DIVAGANDO
DIVAGANDO
Madrugada, como de hábito, seus olhos abrem-se do sono bem dormido. Poucas horas de repouso são suficientes para repor suas energias. Sub-repticiamente levanta-se sem qualquer ruído, troca suas roupas e da espádua surgem asas de imaginação. Sai de casa e na calada da noite levanta voo. Lá de cima começa a observar o que se passa ao chão. Poucos bípedes cabisbaixos pela preguiça e pelas agruras, caminham a passos curtos, em busca apenas da sobrevivência. Alguns ensaiam voos de galinha, outros dormem ao relento, exalando álcool e odores do corpo. O quase silêncio, quebrado pelos ciclomotores em seu peidar constante e pelas sirenes ambulantes, aviso de alguma tragédia, são os sons correntes. Luzes artificiais sombreiam pedaços de chão inertes e vazios, faróis de trânsito inutilmente mudam suas cores.

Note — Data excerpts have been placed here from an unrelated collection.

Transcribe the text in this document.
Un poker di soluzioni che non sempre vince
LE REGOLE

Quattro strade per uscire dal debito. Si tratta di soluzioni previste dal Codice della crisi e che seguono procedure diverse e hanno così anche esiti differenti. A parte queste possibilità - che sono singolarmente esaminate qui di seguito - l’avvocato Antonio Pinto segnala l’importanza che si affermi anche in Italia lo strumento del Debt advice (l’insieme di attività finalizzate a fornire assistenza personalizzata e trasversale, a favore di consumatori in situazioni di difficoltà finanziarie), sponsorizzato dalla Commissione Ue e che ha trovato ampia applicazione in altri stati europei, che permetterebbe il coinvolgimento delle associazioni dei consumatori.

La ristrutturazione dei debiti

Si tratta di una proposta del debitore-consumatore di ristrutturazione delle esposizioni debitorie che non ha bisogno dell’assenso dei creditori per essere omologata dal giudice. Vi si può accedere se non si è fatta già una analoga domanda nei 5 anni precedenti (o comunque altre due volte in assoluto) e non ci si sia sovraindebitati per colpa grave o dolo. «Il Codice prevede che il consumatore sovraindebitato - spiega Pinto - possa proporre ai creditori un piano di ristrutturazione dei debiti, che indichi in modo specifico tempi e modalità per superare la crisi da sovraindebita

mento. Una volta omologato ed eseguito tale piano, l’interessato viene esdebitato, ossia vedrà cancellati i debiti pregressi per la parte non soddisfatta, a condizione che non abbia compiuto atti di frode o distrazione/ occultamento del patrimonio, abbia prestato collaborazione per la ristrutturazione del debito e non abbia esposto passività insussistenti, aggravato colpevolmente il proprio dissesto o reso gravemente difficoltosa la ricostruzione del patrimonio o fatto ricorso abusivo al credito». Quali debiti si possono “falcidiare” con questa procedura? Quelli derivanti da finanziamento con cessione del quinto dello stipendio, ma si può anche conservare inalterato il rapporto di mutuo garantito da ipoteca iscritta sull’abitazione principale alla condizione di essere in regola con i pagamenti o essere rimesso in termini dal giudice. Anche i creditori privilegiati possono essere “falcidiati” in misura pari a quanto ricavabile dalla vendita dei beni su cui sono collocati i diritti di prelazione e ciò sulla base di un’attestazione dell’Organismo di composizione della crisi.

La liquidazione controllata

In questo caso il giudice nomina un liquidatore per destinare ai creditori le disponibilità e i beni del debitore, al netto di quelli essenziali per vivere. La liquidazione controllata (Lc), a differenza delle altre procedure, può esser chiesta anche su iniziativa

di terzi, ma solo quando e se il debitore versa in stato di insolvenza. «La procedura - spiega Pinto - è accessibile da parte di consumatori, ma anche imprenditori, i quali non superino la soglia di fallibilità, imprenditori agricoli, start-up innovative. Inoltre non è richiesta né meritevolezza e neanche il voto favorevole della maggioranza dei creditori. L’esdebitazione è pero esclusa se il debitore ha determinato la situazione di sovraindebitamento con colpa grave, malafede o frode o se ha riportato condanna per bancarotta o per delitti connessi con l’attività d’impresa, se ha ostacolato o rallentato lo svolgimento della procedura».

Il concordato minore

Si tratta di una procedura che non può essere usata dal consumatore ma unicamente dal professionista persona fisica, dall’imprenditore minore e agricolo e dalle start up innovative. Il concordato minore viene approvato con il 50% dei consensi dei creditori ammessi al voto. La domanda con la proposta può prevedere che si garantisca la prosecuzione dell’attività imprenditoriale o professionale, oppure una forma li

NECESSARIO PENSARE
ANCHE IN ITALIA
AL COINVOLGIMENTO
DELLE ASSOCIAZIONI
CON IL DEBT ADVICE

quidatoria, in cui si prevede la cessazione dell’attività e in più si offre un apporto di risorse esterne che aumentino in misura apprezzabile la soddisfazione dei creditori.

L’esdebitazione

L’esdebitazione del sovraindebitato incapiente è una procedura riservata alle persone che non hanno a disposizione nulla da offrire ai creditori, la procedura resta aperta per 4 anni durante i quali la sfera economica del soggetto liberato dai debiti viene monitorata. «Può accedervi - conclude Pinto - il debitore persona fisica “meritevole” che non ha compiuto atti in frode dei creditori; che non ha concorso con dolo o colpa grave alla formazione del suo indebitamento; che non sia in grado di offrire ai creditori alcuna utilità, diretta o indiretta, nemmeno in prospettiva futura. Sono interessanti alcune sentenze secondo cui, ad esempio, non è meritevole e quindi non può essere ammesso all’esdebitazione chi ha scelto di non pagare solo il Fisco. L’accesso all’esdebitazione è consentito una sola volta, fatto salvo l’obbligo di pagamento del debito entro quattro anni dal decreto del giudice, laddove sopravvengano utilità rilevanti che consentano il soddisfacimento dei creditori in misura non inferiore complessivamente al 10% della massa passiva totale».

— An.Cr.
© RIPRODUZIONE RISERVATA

O ar frio e respirável toma conta dos pulmões e amplia a sensação do voo, as asas batem sem parar, levando-o a viajar qual cruzeiro.

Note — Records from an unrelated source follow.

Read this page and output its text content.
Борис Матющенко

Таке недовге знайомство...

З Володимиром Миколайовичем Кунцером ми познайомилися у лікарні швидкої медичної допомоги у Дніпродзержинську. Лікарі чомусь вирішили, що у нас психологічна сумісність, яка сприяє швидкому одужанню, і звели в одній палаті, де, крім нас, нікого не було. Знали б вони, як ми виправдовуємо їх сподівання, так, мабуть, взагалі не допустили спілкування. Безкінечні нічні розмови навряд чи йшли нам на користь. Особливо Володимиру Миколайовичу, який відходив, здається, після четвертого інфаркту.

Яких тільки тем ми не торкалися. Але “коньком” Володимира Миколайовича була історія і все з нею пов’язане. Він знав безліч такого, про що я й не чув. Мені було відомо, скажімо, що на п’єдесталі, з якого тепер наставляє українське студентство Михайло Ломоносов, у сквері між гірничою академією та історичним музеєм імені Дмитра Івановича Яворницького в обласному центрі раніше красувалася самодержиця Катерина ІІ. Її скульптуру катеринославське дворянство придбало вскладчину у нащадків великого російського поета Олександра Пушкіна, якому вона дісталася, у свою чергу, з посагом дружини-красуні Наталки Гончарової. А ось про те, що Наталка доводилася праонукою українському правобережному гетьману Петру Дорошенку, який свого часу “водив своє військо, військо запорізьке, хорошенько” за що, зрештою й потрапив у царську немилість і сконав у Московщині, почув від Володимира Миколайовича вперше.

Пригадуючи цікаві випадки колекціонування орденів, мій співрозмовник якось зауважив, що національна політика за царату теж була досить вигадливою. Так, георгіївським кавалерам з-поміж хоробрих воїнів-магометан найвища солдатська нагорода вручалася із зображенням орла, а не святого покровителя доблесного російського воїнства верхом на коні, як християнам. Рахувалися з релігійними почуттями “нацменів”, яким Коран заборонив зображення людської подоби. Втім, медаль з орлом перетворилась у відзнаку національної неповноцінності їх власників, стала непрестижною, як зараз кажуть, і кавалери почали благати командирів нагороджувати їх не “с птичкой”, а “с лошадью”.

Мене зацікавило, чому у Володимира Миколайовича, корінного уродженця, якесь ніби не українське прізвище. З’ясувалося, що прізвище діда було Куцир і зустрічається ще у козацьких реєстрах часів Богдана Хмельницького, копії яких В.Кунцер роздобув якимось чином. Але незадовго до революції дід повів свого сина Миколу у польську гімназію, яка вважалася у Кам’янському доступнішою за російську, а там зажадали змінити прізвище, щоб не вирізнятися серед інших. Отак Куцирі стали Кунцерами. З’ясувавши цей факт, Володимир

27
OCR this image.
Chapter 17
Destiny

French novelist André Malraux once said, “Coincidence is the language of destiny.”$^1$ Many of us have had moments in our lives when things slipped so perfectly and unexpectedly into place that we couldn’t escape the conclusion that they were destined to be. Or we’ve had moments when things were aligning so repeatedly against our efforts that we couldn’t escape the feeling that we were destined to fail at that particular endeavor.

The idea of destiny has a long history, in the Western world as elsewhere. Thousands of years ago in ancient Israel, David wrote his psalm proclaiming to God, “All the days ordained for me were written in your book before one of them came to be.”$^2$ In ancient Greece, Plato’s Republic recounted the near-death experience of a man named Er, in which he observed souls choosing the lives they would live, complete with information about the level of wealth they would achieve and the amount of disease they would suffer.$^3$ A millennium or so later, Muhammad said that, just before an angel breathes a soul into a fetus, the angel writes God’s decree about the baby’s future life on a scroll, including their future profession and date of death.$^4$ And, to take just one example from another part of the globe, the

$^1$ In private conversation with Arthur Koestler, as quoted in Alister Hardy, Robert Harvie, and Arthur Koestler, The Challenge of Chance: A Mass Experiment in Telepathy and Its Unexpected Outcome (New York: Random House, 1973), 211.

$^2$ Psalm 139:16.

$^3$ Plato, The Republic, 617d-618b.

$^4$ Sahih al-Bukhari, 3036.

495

Logo, porém, Aurora começa a dar as caras, trazendo um caleidoscópio de cores divinas e uma sinfonia de gorjeios.
É hora de recolher asas, aterrissar no ninho e fugir do burburinho insano, que logo far-se-á presente, no ir e vir sem tamanho, como se tudo fosse terminar em instantes.
A gaiola o espera, refúgio, pensa, seguro, será mais um dia monocórdio, em que a ventura dos livros atenuará a mesmice, e o fará flanar por plagas distantes, em que jamais colocará os pés ou aterrissará de seus voos madrigais a capella, mas evitará pensamentos pravos.